Procuro siempre despistarla
riéndome más fuerte que ella.
La gente suele desconfiar de la gente que se ríe en soledad,
así que entre carcajada y carcajada disuasoria
tengo asumido que el personal se me irá cambiando de acera
con ese semblante indolente y beato
a mitad de mueca entre la grima y la compasión.

Una alternativa menos escandalosa son las librerías
que aseguran la calma
con su proverbial y narcótica resina
de papel, pegamento y plástico.
Cuando tengo la inmensa suerte de cruzarme con una
en plena catarsis de la puta risa loca de la hiena
entro en ella y cojo un libro al azar…
¡Pero cuidado!, que el azar es muy cabrón.
El otro día, sin ir más lejos,
cayó en mis manos el ciclo vital de la garrapata centroeuropea...
Bien es cierto que ahora, siendo un experto en garrapatas,
comprendo (y desprecio) mejor al ser humano.

Pero bueno, a lo que iba,
una vez dentro, tomo asiento,
y me pongo a leer, y leo, y leo, y leo,
hasta que los electrones de mi mente
dejan de eyacular luz
y la perturbada hiena se retira a descansar.

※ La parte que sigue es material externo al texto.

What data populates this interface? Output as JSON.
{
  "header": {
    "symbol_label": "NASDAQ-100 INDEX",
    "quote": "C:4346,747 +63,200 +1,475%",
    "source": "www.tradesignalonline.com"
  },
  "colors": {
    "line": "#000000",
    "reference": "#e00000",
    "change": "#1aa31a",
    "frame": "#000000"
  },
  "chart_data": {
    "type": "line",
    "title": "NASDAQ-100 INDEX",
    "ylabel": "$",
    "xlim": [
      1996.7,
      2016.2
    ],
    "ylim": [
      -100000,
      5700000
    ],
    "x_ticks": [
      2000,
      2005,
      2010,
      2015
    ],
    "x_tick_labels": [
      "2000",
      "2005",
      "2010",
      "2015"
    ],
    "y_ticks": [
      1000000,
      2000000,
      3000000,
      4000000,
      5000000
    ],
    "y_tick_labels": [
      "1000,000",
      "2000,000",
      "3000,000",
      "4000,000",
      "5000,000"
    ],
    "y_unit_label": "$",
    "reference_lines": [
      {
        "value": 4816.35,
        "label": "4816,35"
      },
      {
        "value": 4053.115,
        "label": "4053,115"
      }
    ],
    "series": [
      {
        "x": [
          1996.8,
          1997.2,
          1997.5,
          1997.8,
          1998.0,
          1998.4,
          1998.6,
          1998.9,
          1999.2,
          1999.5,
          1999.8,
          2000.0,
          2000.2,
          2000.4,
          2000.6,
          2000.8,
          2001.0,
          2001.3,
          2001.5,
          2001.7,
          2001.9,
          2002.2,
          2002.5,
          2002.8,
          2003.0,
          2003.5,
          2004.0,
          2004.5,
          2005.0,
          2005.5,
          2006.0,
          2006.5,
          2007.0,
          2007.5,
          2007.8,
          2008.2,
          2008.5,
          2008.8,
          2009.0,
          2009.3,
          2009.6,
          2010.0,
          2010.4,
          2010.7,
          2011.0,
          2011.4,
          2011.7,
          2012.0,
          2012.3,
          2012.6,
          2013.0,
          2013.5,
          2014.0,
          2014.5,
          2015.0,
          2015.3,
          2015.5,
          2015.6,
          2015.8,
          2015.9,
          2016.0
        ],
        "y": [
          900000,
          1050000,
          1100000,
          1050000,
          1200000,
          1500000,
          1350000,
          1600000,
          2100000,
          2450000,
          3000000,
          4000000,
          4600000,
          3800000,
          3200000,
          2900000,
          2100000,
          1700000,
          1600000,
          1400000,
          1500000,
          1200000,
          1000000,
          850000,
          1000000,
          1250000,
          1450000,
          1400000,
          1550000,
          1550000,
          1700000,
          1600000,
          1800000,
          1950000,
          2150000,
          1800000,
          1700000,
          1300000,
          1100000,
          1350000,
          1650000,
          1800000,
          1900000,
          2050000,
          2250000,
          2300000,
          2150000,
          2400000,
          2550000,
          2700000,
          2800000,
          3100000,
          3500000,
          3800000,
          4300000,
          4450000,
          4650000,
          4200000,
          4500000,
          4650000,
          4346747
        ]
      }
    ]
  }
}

En ocasiones se me presenta la jodida urraca:
¡tcha-tcha-tcha-tcha-tcha!,
mostrándose coqueta frente al espejo ya roto de mis años.
Pero siempre llevo conmigo
unos trocitos de papel de plata.
Así, le voy dejando señuelos
sobre las calzadas o las vías de metro
esperando a que su codicia
se convierta en mi victoria.

Otras veces, ¡maldita sea!,
cuando estoy paseando de la mano de mis hijos,
mis queridos animalitos necrófagos
escapan de sus jaulas.
Resulta, en estos casos, muy eficaz
lanzar el corcho de mi caña
al centro del tornasol esférico de sus pupilas
mientras les pregunto que qué quieren ser de mayores.
Y en la dulce frecuencia de las ondas de su ilimitada lucidez
se van destensando los tendones de la angustia;
¡qué conspicuo presente de luz desgranan los labios del niño!

Y por último,
he de decir que entre todos los animales
que habitan mi zoo
hay uno
que temo tanto como a mi propia vida.
Hablo de los buitres
cuando sobrevuelan pacientes
sobre un pecho desnudo
con su cremallera abierta por el miedo.
Acudo, entonces, a tu encuentro, amor,
¡antes de que se posen y abran sus picos!,
y entierro en el estrato de los avestruces
aquellos versos de Pablito
incumpliendo así nuestra promesa
de que el amor no fuera nunca
un refugio de cobardes...

Que no bastaba que me entendieras
y que murieras por mí,
que no bastaba que en mis fracasos
yo me refugiara en ti.


¡Pero ante todo quiero salvarme!
y hago nido en la ceiba de tu cuello.

Y abrazado al perfume salvaje de tu piel
siento como una bandada de lunas
clausuran de rosa
el presagio de un ocaso
que se vestía

definitivamente de negro.​


Kalkbadan
En Madrid, a 1 de julio de 2018



(...) Que no bastaba que me entendieras
y que murieras por mí,
que no bastaba que en mis fracasos
yo me refugiara en ti.


Versos de la hermosa canción «Para vivir»,
escrita por Pablo Milanés en el año 1967 y que formó parte de su disco «La vida no vale nada» (1975).